Remember to tell them they are only looking for inconsistencies in the story, not the grammar and spelling, that’s what an editor is for. When the beta reader is done, then comes the hard part. You need to act like a grown up and look at their suggestions objectively. Remember, they are a reader. It is so much better to hear things you don’t want to before the book is published so that you can fix them. So, we’ve had them read it, critique it, and now we need to fix what we agree with and toss what we think they are just wrong about. Hopefully there isn’t a ton, and it is easy to fix, but if there’s a ton to fix, take a deep breath and just go with it! But you have to be objective. Now isn’t the time for your hurt feelings. Remember writing is a business, not a fantasy. If your book is crap because you think it’s perfect and don’t want to take into consideration that you just might have messed up a part, then you will only be hurting yourself, and you will make a bad name for your writing. Now, that isn’t to say that you need to correct everything they tell you doesn’t work, but still be critical. If you like the part a lot ask yourself some questions like: “Why do I like it?”, “Does it add to the storyline?”, “Does it build toward some future event?” then ask them questions: “What part of this scene didn’t you like?”, “Why didn’t you like it?”, and so on. I’m sure they will tell you why. It might not even be the scene itself, it might be the wording, or it seemed out of place for the characters. Don’t think of your beta reader as the enemy, they are helping you make your book the best it can be, and that’s what you want! Take your answers into consideration when deciding to cut or alter something you aren’t sure about. Your answers will tell you whether you should cut it or leave it.

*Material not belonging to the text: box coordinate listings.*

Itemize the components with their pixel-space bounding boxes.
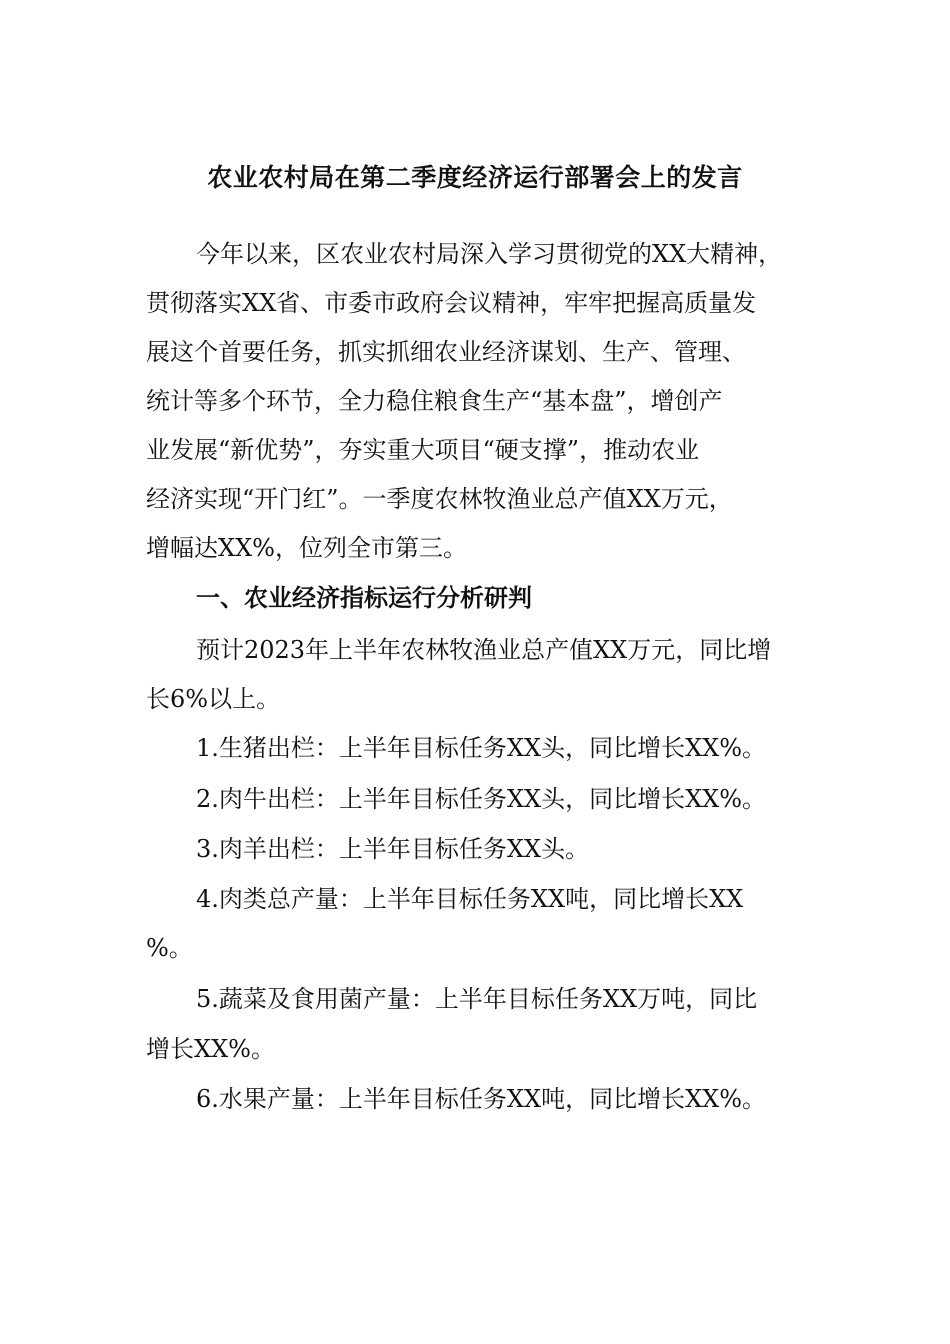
intro-paragraph-line: 展这个首要任务，抓实抓细农业经济谋划、生产、管理、 [146,338,746,366]
indicator-item: 2.肉牛出栏：上半年目标任务XX头，同比增长XX%。 [196,785,767,813]
indicator-item-continued: %。 [146,934,193,962]
intro-paragraph-line: 贯彻落实XX省、市委市政府会议精神，牢牢把握高质量发 [146,289,757,317]
indicator-item: 5.蔬菜及食用菌产量：上半年目标任务XX万吨，同比 [196,985,758,1013]
intro-paragraph-line: 增幅达XX%，位列全市第三。 [146,534,467,562]
section-heading: 一、农业经济指标运行分析研判 [196,583,532,612]
indicator-item: 3.肉羊出栏：上半年目标任务XX头。 [196,835,590,863]
indicator-item: 6.水果产量：上半年目标任务XX吨，同比增长XX%。 [196,1085,767,1113]
forecast-paragraph-line: 长6%以上。 [146,685,281,713]
indicator-item: 4.肉类总产量：上半年目标任务XX吨，同比增长XX [196,885,744,913]
document-title: 农业农村局在第二季度经济运行部署会上的发言 [207,163,743,192]
intro-paragraph-line: 统计等多个环节，全力稳住粮食生产“基本盘”，增创产 [146,387,723,415]
intro-paragraph-line: 今年以来，区农业农村局深入学习贯彻党的XX大精神， [196,240,783,268]
forecast-paragraph-line: 预计2023年上半年农林牧渔业总产值XX万元，同比增 [196,636,772,664]
intro-paragraph-line: 业发展“新优势”，夯实重大项目“硬支撑”，推动农业 [146,436,700,464]
indicator-item-continued: 增长XX%。 [146,1035,275,1063]
indicator-item: 1.生猪出栏：上半年目标任务XX头，同比增长XX%。 [196,734,767,762]
intro-paragraph-line: 经济实现“开门红”。一季度农林牧渔业总产值XX万元， [146,485,733,513]
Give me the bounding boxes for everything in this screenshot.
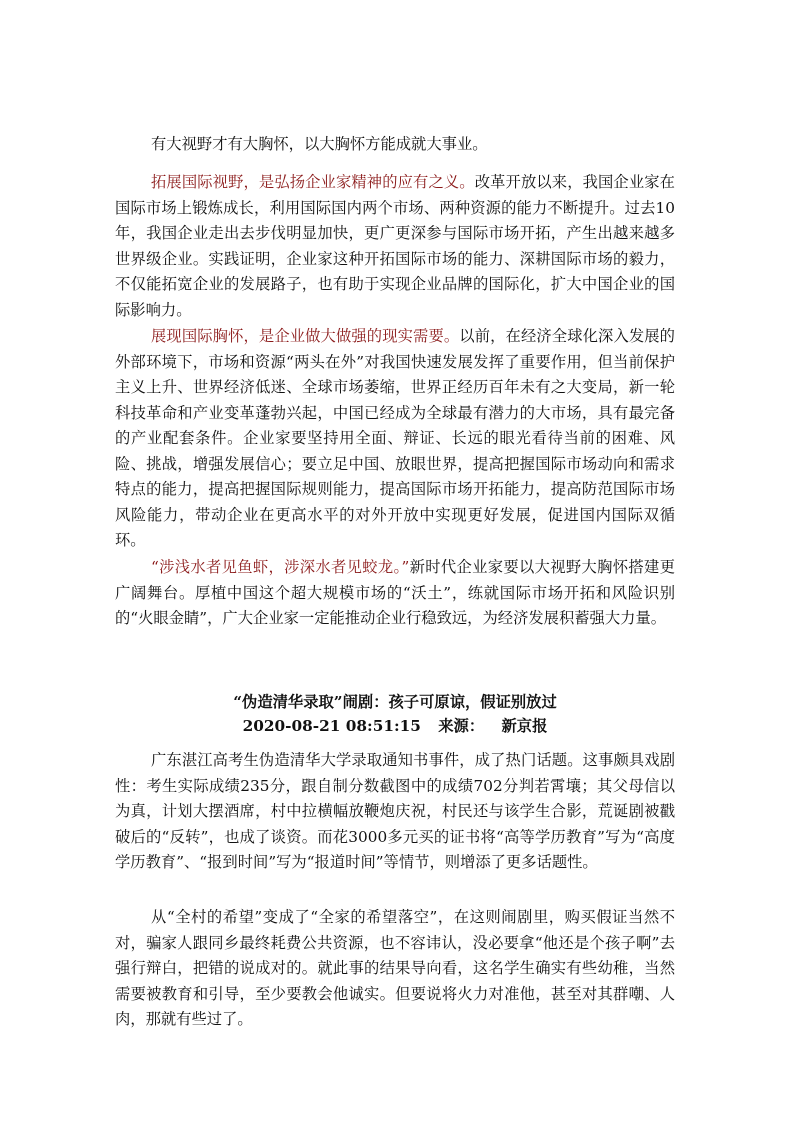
paragraph-intro — [115, 132, 675, 158]
paragraph-mind-body: 以前，在经济全球化深入发展的外部环境下，市场和资源“两头在外”对我国快速发展发挥了重要作用，但当前保护主义上升、世界经济低迷、全球市场萎缩，世界正经历百年未有之大变局，新一轮科技革命和产业变革蓬勃兴起，中国已经成为全球最有潜力的大市场，具有最完备的产业配套条件。企业家要坚持用全面、辩证、长远的眼光看待当前的困难、风险、挑战，增强发展信心；要立足中国、放眼世界，提高把握国际市场动向和需求特点的能力，提高把握国际规则能力，提高国际市场开拓能力，提高防范国际市场风险能力，带动企业在更高水平的对外开放中实现更好发展，促进国内国际双循环。 — [115, 327, 675, 549]
paragraph-news-1 — [115, 748, 675, 876]
paragraph-mind — [115, 324, 675, 554]
paragraph-mind-lead: 展现国际胸怀，是企业做大做强的现实需要。 — [151, 327, 460, 345]
paragraph-news-2 — [115, 905, 675, 1033]
paragraph-news-2-text: 从“全村的希望”变成了“全家的希望落空”，在这则闹剧里，购买假证当然不对，骗家人跟同乡最终耗费公共资源，也不容讳认，没必要拿“他还是个孩子啊”去强行辩白，把错的说成对的。就此事的结果导向看，这名学生确实有些幼稚，当然需要被教育和引导，至少要教会他诚实。但要说将火力对准他，甚至对其群嘲、人肉，那就有些过了。 — [115, 908, 675, 1028]
article-title: “伪造清华录取”闹剧：孩子可原谅，假证别放过 — [233, 693, 557, 711]
paragraph-vision — [115, 170, 675, 323]
paragraph-intro-text: 有大视野才有大胸怀，以大胸怀方能成就大事业。 — [151, 135, 488, 153]
article-meta — [115, 714, 675, 738]
paragraph-news-1-text: 广东湛江高考生伪造清华大学录取通知书事件，成了热门话题。这事颇具戏剧性：考生实际成绩235分，跟自制分数截图中的成绩702分判若霄壤；其父母信以为真，计划大摆酒席，村中拉横幅放鞭炮庆祝，村民还与该学生合影，荒诞剧被戳破后的“反转”，也成了谈资。而花3000多元买的证书将“高等学历教育”写为“高度学历教育”、“报到时间”写为“报道时间”等情节，则增添了更多话题性。 — [115, 751, 675, 871]
article-source: 新京报 — [501, 717, 548, 735]
article-datetime: 2020-08-21 08:51:15 — [242, 717, 421, 735]
paragraph-vision-lead: 拓展国际视野，是弘扬企业家精神的应有之义。 — [151, 173, 475, 191]
article-source-label: 来源： — [438, 717, 485, 735]
paragraph-conclusion-lead: “涉浅水者见鱼虾，涉深水者见蛟龙。” — [151, 558, 410, 576]
paragraph-conclusion — [115, 555, 675, 632]
paragraph-vision-body: 改革开放以来，我国企业家在国际市场上锻炼成长，利用国际国内两个市场、两种资源的能力不断提升。过去10年，我国企业走出去步伐明显加快，更广更深参与国际市场开拓，产生出越来越多世界级企业。实践证明，企业家这种开拓国际市场的能力、深耕国际市场的毅力，不仅能拓宽企业的发展路子，也有助于实现企业品牌的国际化，扩大中国企业的国际影响力。 — [115, 173, 675, 319]
paragraph-conclusion-body: 新时代企业家要以大视野大胸怀搭建更广阔舞台。厚植中国这个超大规模市场的“沃土”，练就国际市场开拓和风险识别的“火眼金睛”，广大企业家一定能推动企业行稳致远，为经济发展积蓄强大力量。 — [115, 558, 675, 627]
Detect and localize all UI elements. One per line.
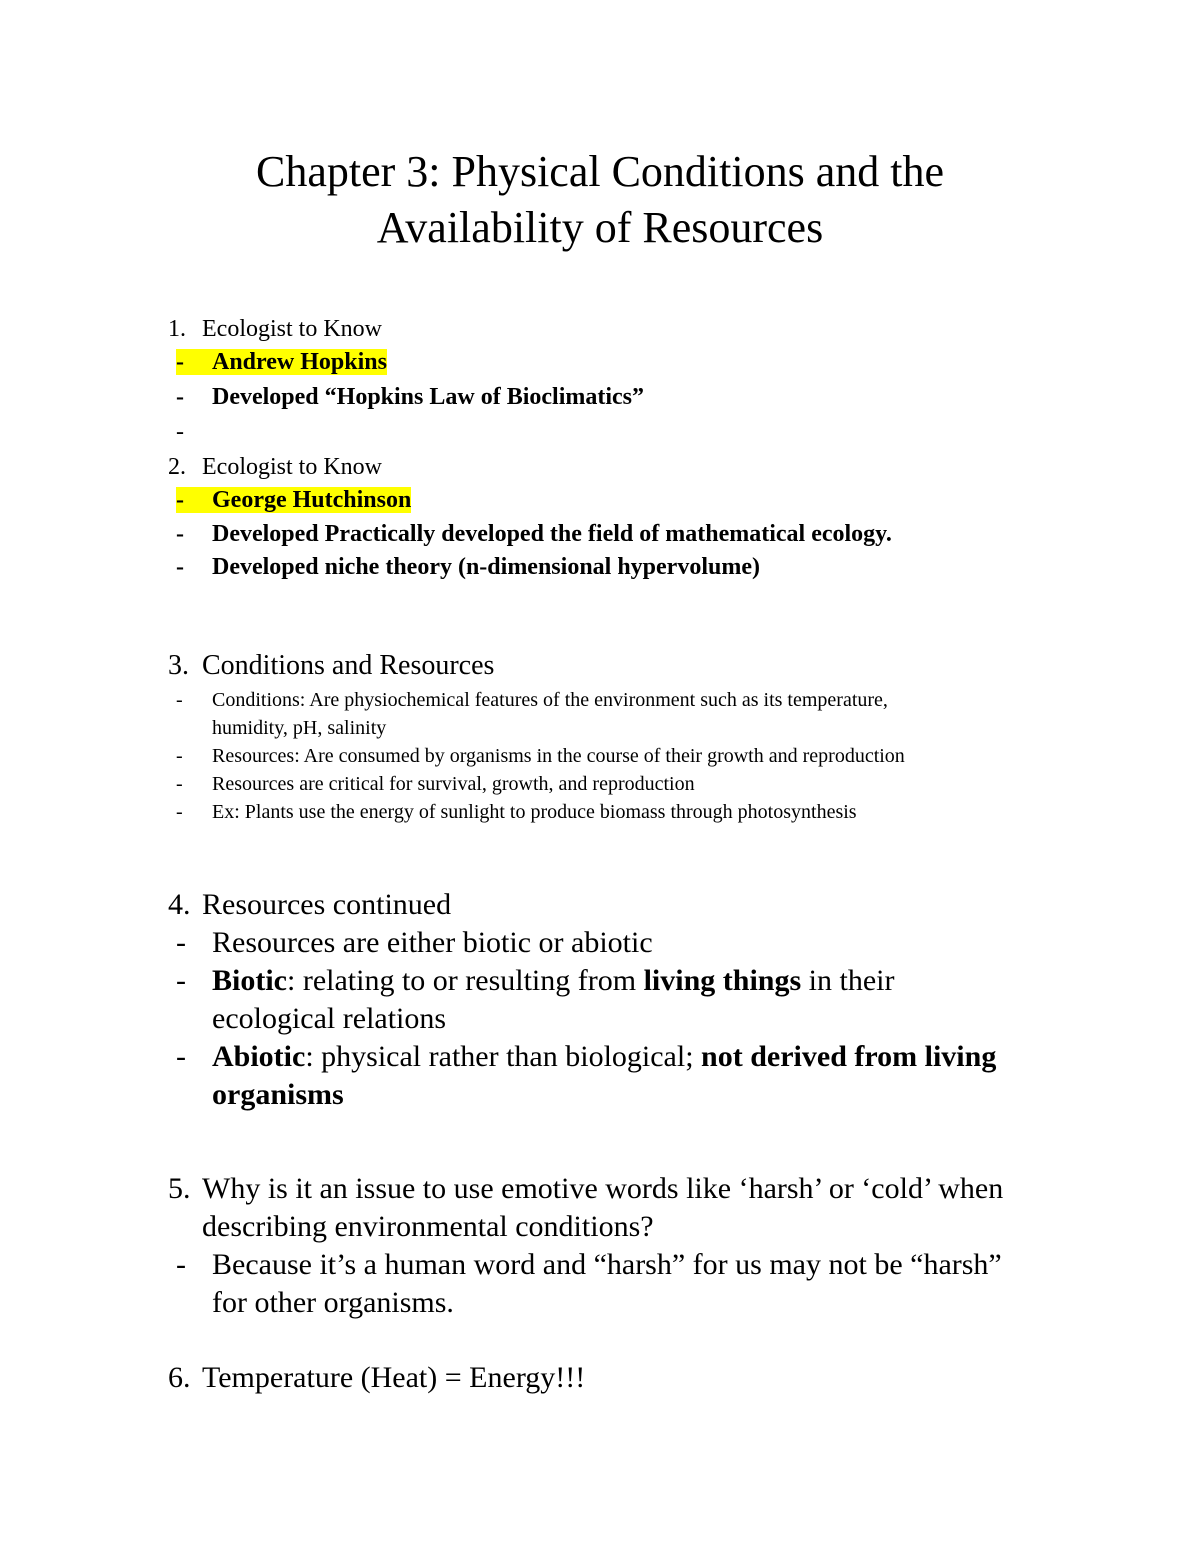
section-5-bullet-1-continued: for other organisms.: [212, 1286, 454, 1319]
section-3-bullet-1-continued: humidity, pH, salinity: [212, 717, 387, 739]
section-1-bullet-3-empty: [176, 419, 212, 446]
bullet-dash: -: [176, 964, 186, 997]
section-number: 6.: [168, 1361, 191, 1394]
section-number: 1.: [168, 316, 186, 342]
section-3-bullet-3: - Resources are critical for survival, growth, and reproduction: [176, 773, 695, 795]
bullet-dash: -: [176, 773, 183, 795]
bullet-dash: -: [176, 689, 183, 711]
title-line-1: Chapter 3: Physical Conditions and the: [255, 147, 945, 196]
section-3-bullet-2: - Resources: Are consumed by organisms in the course of their growth and reproduction: [176, 745, 905, 767]
bullet-dash: -: [176, 745, 183, 767]
ecologist-name: George Hutchinson: [212, 487, 412, 513]
page-title: [0, 144, 1200, 256]
bullet-dash: -: [176, 487, 184, 513]
bullet-dash: -: [176, 349, 184, 375]
bullet-dash: -: [176, 1040, 186, 1073]
bullet-dash: -: [176, 521, 184, 547]
section-1-bullet-2: - Developed “Hopkins Law of Bioclimatics”: [176, 384, 645, 410]
section-1-bullet-1: [176, 349, 387, 376]
section-2-bullet-3: - Developed niche theory (n-dimensional hypervolume): [176, 554, 760, 580]
section-3-bullet-4: - Ex: Plants use the energy of sunlight to produce biomass through photosynthesis: [176, 801, 857, 823]
section-4-heading: 4. Resources continued: [168, 888, 452, 921]
bullet-dash: -: [176, 1248, 186, 1281]
section-4-bullet-3: - Abiotic: physical rather than biological; not derived from living: [176, 1040, 997, 1073]
section-3-bullet-1: - Conditions: Are physiochemical features of the environment such as its temperature,: [176, 689, 888, 711]
bullet-dash: -: [176, 801, 183, 823]
bullet-dash: -: [176, 384, 184, 410]
section-3-heading: 3. Conditions and Resources: [168, 650, 495, 681]
section-2-heading: 2. Ecologist to Know: [168, 454, 382, 480]
section-4-bullet-2-continued: ecological relations: [212, 1002, 447, 1035]
section-4-bullet-2: - Biotic: relating to or resulting from living things in their: [176, 964, 895, 997]
bullet-dash: -: [176, 554, 184, 580]
bullet-dash: -: [176, 926, 186, 959]
term-biotic: Biotic: [212, 964, 287, 997]
section-number: 4.: [168, 888, 191, 921]
section-5-bullet-1: - Because it’s a human word and “harsh” for us may not be “harsh”: [176, 1248, 1002, 1281]
section-number: 3.: [168, 650, 189, 681]
section-number: 2.: [168, 454, 186, 480]
section-4-bullet-3-continued: organisms: [212, 1078, 344, 1111]
ecologist-name: Andrew Hopkins: [212, 349, 387, 375]
section-number: 5.: [168, 1172, 191, 1205]
bullet-dash: -: [176, 419, 184, 445]
section-4-bullet-1: - Resources are either biotic or abiotic: [176, 926, 653, 959]
title-line-2: Availability of Resources: [376, 203, 824, 252]
section-5-heading: 5. Why is it an issue to use emotive words like ‘harsh’ or ‘cold’ when: [168, 1172, 1004, 1205]
term-abiotic: Abiotic: [212, 1040, 306, 1073]
section-2-bullet-1: [176, 487, 411, 514]
section-6-heading: 6. Temperature (Heat) = Energy!!!: [168, 1361, 586, 1394]
section-1-heading: 1. Ecologist to Know: [168, 316, 382, 342]
section-5-heading-continued: describing environmental conditions?: [202, 1210, 654, 1243]
section-2-bullet-2: - Developed Practically developed the field of mathematical ecology.: [176, 521, 892, 547]
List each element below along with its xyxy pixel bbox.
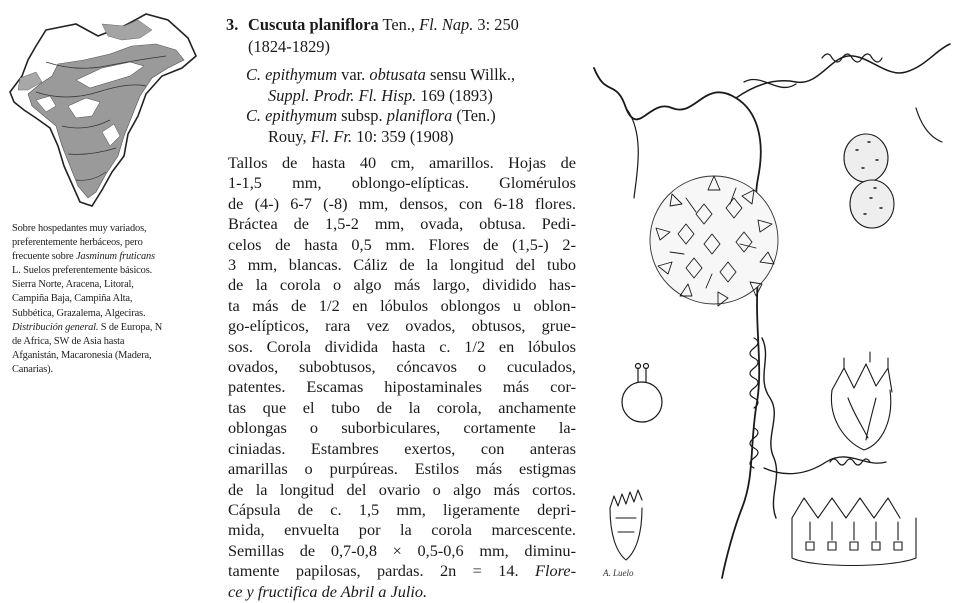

I don’t know how many beta readers other authors have, but I have selected two. I will send the first person (the one I think will catch the most errors) the book first. When they are done, hopefully there won’t be much for the second person to catch. Make your corrections then send it off to the next person. Once they are done, make corrections, and then proof it a few times. This is the point where you can decide if you want a third beta reader, or if it is ready for an editor.
Remember an editor is important. In fact, if you can afford it, two would be awesome. Publishing houses have a team of editors, and your book goes through a few hands to catch all the errors before publication. Why is this? Because editors are human, not robots, and humans make errors. Maybe there is a lot on their plate, and they might miss a few things. However, I think once you have proofed it enough, one editor will be sufficient if you don’t have the cash for two. Another good tip is to find a friend who is good with editing, and let them have a crack first. Notice I say first because they aren’t trained as professional editors. Never skip the professional edit.
I’m pretty sure we could go on and on about beta readers in this writing help segment. The main thing to remember is not to get offended. Beta readers are the first readers. Like all good projects, you need to have a test run to see what people think of your work before you release it to the wolves.